Terminally Ill Clients. The purpose of Georgia Akers's article, On Death and Dying: Counseling the Terminally Ill Client and the Loved Ones Left Behind, 1 Est. Plan. & Comm. Prop. L.J. 1 (2008), is to better prepare attorneys to counsel terminally ill clients and their families .

Texas —Attorney Liability. In Project Runaway—One Day You're In as the Attorney and the Next Day You're Out!, 1 Est. Plan. & Comm. Prop. L.J. 111 (2008), Sharon B. Gardner traces the history of attorney liability in Texas as it relates to probate and trust lawyers, suggests ways to reduce potential liability, and discusses the viability of using arbitration agreements in fee arrangements.

Texas —Trustee's Duty to Disclose. Frank T. Messina analyzes the evolution and current status of a Texas trustee's duty to disclose in To Affirmatively Disclose or to Passively Disclose, That Is the Texas Trustee's Question: What Duty of Disclosure Does a Texas Trustee Owe to a Beneficiary?, 1 Est. Plan. & Comm. Prop. L.J. 237 (2008).

Undue Influence.

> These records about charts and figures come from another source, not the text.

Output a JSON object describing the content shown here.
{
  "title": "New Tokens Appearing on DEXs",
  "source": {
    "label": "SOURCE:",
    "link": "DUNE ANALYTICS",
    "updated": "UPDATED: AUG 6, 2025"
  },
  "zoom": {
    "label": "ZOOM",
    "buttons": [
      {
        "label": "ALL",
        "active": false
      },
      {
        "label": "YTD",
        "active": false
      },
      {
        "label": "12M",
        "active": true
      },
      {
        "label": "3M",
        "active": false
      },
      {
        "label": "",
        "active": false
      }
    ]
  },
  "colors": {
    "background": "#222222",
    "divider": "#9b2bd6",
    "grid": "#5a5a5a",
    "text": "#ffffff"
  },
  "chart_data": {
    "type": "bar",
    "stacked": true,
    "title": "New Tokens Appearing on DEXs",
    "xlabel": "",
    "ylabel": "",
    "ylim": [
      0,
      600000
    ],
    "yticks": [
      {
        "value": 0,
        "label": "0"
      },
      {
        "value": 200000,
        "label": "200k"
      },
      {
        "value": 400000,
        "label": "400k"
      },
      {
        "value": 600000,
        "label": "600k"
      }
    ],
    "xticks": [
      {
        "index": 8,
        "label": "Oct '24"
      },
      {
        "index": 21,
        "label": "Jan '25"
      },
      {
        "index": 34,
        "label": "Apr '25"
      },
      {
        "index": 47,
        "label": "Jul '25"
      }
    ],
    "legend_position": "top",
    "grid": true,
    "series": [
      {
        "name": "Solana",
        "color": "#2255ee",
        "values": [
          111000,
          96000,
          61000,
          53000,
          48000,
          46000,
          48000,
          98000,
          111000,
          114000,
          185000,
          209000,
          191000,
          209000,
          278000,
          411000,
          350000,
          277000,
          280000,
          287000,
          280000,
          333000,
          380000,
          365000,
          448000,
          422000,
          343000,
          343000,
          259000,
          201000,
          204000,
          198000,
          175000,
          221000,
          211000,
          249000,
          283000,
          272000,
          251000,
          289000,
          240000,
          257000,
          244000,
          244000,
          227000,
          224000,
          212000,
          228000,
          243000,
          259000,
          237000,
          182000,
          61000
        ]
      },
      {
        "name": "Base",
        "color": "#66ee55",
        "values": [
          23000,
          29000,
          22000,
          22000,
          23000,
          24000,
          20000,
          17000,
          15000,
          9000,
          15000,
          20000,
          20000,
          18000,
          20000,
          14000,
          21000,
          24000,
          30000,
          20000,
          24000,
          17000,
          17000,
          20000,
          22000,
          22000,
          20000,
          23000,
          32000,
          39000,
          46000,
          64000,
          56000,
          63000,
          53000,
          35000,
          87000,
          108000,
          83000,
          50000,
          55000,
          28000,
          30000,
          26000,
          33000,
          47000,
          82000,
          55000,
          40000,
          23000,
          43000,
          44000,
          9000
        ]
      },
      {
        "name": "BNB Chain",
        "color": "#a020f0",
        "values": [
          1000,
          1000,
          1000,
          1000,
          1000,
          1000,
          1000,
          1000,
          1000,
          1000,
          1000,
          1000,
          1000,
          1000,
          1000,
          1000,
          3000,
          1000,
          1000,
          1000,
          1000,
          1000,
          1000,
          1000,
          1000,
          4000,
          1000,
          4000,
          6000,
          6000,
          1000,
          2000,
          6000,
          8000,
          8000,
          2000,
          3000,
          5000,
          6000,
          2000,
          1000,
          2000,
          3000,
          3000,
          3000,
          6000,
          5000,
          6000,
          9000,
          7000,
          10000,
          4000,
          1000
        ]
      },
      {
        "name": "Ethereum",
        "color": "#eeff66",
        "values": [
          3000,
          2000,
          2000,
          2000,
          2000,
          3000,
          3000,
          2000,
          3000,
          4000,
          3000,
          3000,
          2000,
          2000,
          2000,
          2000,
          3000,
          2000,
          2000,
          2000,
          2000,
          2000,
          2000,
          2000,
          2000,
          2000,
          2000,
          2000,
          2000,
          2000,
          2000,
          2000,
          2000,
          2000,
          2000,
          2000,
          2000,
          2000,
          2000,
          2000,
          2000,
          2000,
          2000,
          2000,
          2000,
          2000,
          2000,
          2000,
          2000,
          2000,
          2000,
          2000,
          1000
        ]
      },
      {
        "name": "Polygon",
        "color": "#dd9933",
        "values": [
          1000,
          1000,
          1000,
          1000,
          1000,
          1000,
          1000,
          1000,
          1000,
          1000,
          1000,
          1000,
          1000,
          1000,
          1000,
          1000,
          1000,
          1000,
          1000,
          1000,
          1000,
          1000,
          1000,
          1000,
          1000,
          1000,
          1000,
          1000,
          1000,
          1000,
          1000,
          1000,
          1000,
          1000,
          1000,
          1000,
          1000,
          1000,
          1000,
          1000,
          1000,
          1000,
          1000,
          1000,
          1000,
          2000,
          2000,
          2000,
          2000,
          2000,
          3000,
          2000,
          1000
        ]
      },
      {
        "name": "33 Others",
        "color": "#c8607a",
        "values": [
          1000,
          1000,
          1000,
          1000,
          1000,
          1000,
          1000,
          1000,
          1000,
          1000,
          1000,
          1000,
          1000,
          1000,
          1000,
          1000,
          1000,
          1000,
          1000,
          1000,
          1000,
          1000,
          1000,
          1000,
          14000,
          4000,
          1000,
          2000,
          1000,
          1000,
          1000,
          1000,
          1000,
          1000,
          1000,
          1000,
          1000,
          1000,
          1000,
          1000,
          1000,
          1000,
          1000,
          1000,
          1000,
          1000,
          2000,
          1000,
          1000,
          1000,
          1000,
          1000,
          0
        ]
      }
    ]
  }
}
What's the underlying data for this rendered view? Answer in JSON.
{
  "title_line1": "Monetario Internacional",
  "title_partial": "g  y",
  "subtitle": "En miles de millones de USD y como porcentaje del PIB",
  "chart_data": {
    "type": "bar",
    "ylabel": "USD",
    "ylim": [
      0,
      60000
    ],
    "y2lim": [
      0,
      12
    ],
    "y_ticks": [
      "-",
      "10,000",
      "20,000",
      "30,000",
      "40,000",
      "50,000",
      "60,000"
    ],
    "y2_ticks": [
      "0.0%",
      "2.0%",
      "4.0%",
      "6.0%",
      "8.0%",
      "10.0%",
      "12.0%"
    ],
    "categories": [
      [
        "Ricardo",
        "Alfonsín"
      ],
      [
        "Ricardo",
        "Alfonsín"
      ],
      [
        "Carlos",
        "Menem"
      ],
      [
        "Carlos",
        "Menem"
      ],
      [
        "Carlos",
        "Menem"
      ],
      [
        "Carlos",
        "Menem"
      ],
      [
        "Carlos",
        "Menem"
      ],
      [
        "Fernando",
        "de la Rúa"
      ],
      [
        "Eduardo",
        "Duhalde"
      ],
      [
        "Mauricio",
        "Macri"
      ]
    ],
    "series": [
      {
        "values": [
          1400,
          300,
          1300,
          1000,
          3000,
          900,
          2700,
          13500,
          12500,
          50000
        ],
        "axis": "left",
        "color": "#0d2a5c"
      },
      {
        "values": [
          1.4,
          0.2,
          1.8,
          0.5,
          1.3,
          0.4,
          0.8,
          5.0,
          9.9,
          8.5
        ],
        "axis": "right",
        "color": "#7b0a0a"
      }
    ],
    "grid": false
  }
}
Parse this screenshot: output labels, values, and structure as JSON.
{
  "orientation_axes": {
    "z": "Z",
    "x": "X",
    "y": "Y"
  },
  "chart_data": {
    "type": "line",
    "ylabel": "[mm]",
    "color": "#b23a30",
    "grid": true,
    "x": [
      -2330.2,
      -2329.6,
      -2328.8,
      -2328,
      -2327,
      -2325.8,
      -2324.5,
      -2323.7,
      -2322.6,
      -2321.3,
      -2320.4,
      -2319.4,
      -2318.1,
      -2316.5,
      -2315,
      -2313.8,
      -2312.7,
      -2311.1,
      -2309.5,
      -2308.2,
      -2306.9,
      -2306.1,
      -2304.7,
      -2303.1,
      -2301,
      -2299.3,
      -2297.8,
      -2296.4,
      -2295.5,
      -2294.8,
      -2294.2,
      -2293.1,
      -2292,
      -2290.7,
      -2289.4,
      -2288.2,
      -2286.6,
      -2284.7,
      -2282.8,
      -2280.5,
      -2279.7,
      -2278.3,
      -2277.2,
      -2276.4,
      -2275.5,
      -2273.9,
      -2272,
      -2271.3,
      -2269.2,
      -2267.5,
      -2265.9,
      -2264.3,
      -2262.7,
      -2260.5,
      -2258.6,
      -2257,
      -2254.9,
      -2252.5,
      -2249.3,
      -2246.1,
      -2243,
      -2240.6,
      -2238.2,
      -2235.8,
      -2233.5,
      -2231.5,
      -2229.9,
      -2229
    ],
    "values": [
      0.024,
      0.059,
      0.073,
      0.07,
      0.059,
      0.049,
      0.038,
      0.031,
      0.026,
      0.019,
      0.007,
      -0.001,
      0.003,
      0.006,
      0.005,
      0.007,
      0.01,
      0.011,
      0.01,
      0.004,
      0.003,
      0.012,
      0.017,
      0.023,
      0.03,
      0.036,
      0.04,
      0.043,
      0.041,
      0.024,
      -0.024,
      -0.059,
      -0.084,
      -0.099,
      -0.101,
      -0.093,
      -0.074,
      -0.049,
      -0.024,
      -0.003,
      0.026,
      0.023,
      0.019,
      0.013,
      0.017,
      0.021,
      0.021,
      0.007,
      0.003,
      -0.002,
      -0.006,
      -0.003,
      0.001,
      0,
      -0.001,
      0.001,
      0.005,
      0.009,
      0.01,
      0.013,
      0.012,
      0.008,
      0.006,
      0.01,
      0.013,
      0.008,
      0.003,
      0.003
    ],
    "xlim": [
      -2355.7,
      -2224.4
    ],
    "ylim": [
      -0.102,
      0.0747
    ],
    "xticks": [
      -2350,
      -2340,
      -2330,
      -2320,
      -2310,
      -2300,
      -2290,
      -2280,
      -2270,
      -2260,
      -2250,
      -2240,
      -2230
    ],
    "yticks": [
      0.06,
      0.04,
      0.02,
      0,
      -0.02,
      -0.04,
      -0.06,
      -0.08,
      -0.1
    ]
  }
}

In Undue Influence and the Law of Wills: A Comparative Analysis, 19 Duke J. Comp. & Int'l L. 41 (2008), Ronald J. Scalise Jr. explores the history of undue influence, examines the concept in American law, and compares it to French and German law by providing comparative insights and lessons.

Virginia —Update. J. Rodney Johnson reports on Virginia's recent legislative and judicial developments in Wills, Trusts, and Estates, 43 U. Rich. L. Rev. 435 (2008).

LEGISLATION

Michigan authorizes the adoption of deceased individuals under specified circumstances. 2008 Mich. Legis. Serv. 31.

Ohio adopts Revised Uniform Anatomical Gift Act. 2008 Ohio Laws File 164.